Bardaktan boşanırcasına aktı akan. Gökyüzünü siyaha boyayan bir karanlık süzüldü güneşten. İnsanlar her zaman ki gibi değildi bugün. Herkes siyahı seviyor, başları önde yürüyordu sanki. Masalara konan sohbetlerin ardındaki sessizliği işiten tek O değildi elbet. Herkes ciğerinden bir pare alınmış gibi süzüyordu kaldırımları, sessizce. Herkes dediğime bakmayın okur. Hepi topu beş adam bunlar.

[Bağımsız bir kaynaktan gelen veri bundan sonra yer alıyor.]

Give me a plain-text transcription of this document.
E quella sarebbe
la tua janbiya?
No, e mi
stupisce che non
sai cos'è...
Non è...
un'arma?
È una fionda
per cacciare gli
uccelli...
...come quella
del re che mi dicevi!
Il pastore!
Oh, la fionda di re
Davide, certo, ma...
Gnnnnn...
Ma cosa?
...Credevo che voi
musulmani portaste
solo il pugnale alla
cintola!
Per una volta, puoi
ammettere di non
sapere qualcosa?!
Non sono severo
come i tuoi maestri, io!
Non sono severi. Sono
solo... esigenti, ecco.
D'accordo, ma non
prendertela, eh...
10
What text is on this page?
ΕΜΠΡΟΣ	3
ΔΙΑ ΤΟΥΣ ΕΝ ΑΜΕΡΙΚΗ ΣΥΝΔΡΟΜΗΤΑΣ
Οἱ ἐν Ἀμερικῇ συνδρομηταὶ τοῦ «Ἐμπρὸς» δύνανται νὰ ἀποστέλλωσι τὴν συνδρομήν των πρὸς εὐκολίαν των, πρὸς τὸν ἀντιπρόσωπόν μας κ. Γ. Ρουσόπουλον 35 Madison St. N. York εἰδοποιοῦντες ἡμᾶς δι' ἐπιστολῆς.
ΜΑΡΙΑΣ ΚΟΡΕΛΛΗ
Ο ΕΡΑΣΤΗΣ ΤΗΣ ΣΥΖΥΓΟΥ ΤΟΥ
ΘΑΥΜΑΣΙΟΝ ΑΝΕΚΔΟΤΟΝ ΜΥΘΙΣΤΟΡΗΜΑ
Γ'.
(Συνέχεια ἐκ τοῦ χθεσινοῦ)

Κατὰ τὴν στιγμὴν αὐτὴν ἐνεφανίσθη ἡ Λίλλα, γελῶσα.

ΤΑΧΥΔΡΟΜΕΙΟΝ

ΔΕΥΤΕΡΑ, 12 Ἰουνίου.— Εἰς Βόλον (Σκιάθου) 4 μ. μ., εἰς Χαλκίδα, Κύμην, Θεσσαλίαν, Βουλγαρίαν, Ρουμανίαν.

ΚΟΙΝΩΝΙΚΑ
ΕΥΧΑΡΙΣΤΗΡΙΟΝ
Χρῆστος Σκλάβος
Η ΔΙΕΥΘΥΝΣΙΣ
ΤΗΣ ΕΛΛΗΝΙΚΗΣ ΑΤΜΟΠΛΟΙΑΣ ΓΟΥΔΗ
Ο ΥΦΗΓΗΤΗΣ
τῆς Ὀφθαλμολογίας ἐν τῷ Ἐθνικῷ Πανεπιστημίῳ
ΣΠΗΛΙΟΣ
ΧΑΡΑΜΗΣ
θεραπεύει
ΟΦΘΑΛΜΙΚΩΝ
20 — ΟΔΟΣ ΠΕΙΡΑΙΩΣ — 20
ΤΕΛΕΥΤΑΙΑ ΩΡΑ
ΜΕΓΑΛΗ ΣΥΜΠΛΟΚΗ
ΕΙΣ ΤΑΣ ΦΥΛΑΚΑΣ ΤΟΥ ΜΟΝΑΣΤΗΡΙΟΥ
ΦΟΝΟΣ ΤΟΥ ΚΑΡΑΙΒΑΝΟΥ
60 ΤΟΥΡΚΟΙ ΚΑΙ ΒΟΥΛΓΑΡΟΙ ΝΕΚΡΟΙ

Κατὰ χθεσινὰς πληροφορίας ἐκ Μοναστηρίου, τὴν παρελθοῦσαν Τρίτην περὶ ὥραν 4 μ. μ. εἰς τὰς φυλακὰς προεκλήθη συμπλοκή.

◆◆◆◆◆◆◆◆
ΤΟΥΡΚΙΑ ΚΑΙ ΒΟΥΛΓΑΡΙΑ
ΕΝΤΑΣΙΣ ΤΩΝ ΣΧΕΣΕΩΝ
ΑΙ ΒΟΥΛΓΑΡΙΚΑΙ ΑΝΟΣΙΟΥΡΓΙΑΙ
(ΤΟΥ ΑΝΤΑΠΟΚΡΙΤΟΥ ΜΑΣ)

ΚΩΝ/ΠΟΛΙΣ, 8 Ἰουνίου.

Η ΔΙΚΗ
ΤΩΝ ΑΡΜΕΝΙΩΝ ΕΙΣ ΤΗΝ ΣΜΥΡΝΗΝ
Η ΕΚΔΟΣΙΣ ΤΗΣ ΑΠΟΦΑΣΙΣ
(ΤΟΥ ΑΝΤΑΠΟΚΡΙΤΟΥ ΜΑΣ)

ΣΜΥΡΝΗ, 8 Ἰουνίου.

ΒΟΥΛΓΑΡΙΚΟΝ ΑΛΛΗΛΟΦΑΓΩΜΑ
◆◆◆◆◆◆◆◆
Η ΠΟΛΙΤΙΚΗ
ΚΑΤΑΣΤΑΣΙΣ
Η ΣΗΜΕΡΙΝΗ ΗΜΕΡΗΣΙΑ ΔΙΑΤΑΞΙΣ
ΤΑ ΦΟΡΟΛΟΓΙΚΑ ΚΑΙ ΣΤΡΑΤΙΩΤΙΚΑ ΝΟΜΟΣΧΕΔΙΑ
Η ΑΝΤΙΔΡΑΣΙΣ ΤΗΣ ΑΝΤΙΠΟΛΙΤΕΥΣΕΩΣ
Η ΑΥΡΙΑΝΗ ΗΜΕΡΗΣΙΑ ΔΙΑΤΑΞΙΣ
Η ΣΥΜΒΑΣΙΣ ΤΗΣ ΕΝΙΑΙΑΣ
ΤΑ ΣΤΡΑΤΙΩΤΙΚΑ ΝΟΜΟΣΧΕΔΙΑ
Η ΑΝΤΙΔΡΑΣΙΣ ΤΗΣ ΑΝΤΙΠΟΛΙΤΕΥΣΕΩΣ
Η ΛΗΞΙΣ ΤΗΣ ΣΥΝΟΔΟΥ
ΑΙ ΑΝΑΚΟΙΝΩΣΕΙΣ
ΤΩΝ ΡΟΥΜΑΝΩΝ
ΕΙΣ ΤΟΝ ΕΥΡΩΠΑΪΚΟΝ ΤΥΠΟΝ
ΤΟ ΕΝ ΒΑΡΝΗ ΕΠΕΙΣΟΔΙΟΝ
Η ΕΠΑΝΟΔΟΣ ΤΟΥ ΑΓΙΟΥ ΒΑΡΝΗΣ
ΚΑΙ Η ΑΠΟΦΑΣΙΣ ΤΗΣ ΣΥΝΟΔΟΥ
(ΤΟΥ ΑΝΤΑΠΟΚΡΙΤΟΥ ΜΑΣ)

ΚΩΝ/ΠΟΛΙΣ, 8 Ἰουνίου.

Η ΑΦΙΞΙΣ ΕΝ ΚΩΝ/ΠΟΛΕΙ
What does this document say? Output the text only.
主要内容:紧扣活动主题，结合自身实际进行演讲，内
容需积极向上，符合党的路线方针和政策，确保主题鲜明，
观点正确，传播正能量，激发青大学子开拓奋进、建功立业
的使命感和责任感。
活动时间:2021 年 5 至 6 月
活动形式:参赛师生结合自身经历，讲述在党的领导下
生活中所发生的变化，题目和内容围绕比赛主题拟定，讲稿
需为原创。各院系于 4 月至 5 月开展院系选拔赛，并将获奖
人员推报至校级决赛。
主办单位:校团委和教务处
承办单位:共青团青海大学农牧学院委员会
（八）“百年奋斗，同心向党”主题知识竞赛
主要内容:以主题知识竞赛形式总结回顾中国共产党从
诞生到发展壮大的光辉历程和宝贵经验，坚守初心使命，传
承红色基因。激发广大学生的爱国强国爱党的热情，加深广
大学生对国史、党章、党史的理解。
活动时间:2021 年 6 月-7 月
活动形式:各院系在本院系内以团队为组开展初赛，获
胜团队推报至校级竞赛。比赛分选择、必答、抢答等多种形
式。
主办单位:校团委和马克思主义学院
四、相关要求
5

Sadık vardı. Onu çokca anlatmama gerek var mı bilemedim. Onu sözleriyle tanıyın okur. Gözlükleriyle oturdu masaya. Gözündeki hüznü mü gizliyordu bilmem ama gizlediği bir iz vardı. Bilirim. Hep Sadık hissedemez öyle değil mi? Bizim de Mahzun bir gönlümüz var. Topçu yine buhranlı ama bir o kadar yorgun oturdu masaya. Ayakları ve gözleri sağlam, öngörüsü yüksek. Sağlam şut vurur, iyi asist yapardı. Mahzun Topçu dedi, Topçu kaldı zihninde. Ben, O öyle demişken başka bir isimle anamam. Bir de Müşvik var. Adına yakışır bir Müşvik. Konuşmasıyla, samimiyetiyle gönüllerde yer etmiş. Sonra yani şimdi içine sıkışmış bir Müşvik. Ayrılık en beklenmedik yumruğu ona vurmuş gibi. Gülüyor ama gülmez gibi Müşvik. Cevat'in himayesinde bitirdi yıllarını. Cevat dedim onu anlatmazsam ihsan eksik kalır. Cevat cömertti okur. Madden de, manen de cömertti. Eksik ise tamamlar, yok ise ortaya atardı. İki eliyle kavradı elini, sonra sarıldı. "Acıyor, senin gidişinden herhalde." dedi Sadık.